Adding up to the second answer. Consider this typical scenario, in which I am computing the sum of the square distances of 1000 particles in three dimensions.
I will define three functions and particle representations. One in which the coordinates of each particle is stored in each columns of a matrix. The other in which the coordinates are each row of the matrix (thus the long list of particles is col-wise), and a third using a vector of static 3D-vectors.
In the first test, I compute the sum of the distances of all 1000 particles generated, such that all matrices and vectors are contiguous in memory:
Code
using BenchmarkTools
using StaticArrays
function sumd_longline(M)
N = size(M,2)
s = 0.
@inbounds for i in 1:N-1
@simd for j in i+1:N
s += (M[1,i]-M[1,j])^2 + (M[2,i]-M[2,j])^2 + (M[3,i]-M[3,j])^2
end
end
s
end
function sumd_longcol(M)
N = size(M,1)
s = 0.
@inbounds for i in 1:N-1
@simd for j in i+1:N
s += (M[i,1]-M[j,1])^2 + (M[i,2]-M[j,2])^2 + (M[i,3]-M[j,3])^2
end
end
s
end
function sumd_staticvectors(x)
N = length(x)
s = 0.
@inbounds for i in 1:N-1
for j in i+1:N
s += (x[i][1]-x[j][1])^2 + (x[i][2]-x[j][2])^2 + (x[i][2]-x[j][2])^2
end
end
s
end
M1 = rand(3,1000);
print(" long line: ");@btime sumd_longline($M1)
M2 = rand(1000,3);
print(" long col: ");@btime sumd_longcol($M2)
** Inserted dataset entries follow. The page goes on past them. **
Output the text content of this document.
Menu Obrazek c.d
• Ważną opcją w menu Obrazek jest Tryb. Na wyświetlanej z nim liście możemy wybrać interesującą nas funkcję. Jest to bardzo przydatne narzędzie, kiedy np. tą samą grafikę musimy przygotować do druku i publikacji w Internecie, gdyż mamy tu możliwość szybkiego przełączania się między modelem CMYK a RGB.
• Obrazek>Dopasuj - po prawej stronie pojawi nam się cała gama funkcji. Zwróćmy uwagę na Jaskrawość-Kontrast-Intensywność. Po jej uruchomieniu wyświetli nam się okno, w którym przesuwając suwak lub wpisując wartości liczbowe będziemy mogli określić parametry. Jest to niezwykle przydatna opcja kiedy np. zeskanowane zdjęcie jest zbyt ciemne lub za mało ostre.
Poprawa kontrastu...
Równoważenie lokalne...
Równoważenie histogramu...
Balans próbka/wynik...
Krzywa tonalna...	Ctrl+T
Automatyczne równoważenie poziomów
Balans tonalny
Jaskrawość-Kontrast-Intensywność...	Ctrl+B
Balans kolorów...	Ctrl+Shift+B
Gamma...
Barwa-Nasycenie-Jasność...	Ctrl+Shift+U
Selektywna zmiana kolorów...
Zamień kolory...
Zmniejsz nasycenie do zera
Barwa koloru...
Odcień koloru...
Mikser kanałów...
x = [ rand(SVector{3,Float64}) for i in 1:1000 ];
print(" static vectors: ");@btime sumd_staticvectors($x)
The result is:
long line: 666.828 Ξs (0 allocations: 0 bytes)
long col: 230.356 Ξs (0 allocations: 0 bytes)
static vectors: 663.359 Ξs (0 allocations: 0 bytes)
As expected, there is a huge benefit in using a storage with long columns wich are run over in the inner loop, taking advantage of simd
operations.
However, as I mentioned, this is not the most typical situation in a particle simulation. You most likely will compute the distances (and interactions) between particles which have no reason to be contiguous in the memory, if you are using any algorithm that allows you to skip all computations for particles which are further away from each other than some cutoff.
In that case, a more realistic scenario is computing the sums above but between particle coordinates which are not contiguous in memory. The code below emulates that, by generating 10 thousand particles and computing the sum of squared distances of a random subset of 1000 of them:
Code
function sumd_longline(M,indexes)
N = length(indexes)
s = 0.
@inbounds for i1 in 1:N-1
@simd for j1 in i1+1:N
i = indexes[i1]
j = indexes[j1]
s += (M[1,i]-M[1,j])^2 + (M[2,i]-M[2,j])^2 + (M[3,i]-M[3,j])^2
end
end
s
end
function sumd_longcol(M,indexes)
N = length(indexes)
s = 0.
@inbounds for i1 in 1:N-1
@simd for j1 in i1+1:N
i = indexes[i1]
j = indexes[j1]
s += (M[i,1]-M[j,1])^2 + (M[i,2]-M[j,2])^2 + (M[i,3]-M[j,3])^2
end
end
s
end
function sumd_staticvectors(x,indexes)
N = length(indexes)
s = 0.
@inbounds for i1 in 1:N-1
for j1 in i1+1:N
i = indexes[i1]
j = indexes[j1]
s += (x[i][1]-x[j][1])^2 + (x[i][2]-x[j][2])^2 + (x[i][2]-x[j][2])^2
end
end
s
end
indexes = rand(1:10000,1000)
M1 = rand(3,10000)
print(" long line: ");@btime sumd_longline($M1,$indexes)
M2 = rand(10000,3)
print(" long col: ");@btime sumd_longcol($M2,$indexes)
x = [ rand(SVector{3,Float64}) for i in 1:10000 ];
print(" static vectors: ");@btime sumd_staticvectors($x,$indexes)
The result is:
long line: 962.355 Ξs (0 allocations: 0 bytes)
long col: 1.001 ms (0 allocations: 0 bytes)
static vectors: 785.297 Ξs (0 allocations: 0 bytes)
Since the access to the arrays is not anymore contiguous in memory in any of the cases, simd
operations do not provide any performance gain. And, now, the structure of a vector of static vectors is the best one. One could consider the possibility of copying the subarrays into contiguous arrays before doing the computations, but I think that is not worth the effort in most cases.
I am very interested in any deeper discussion on these possibilities, if any one has anything to add.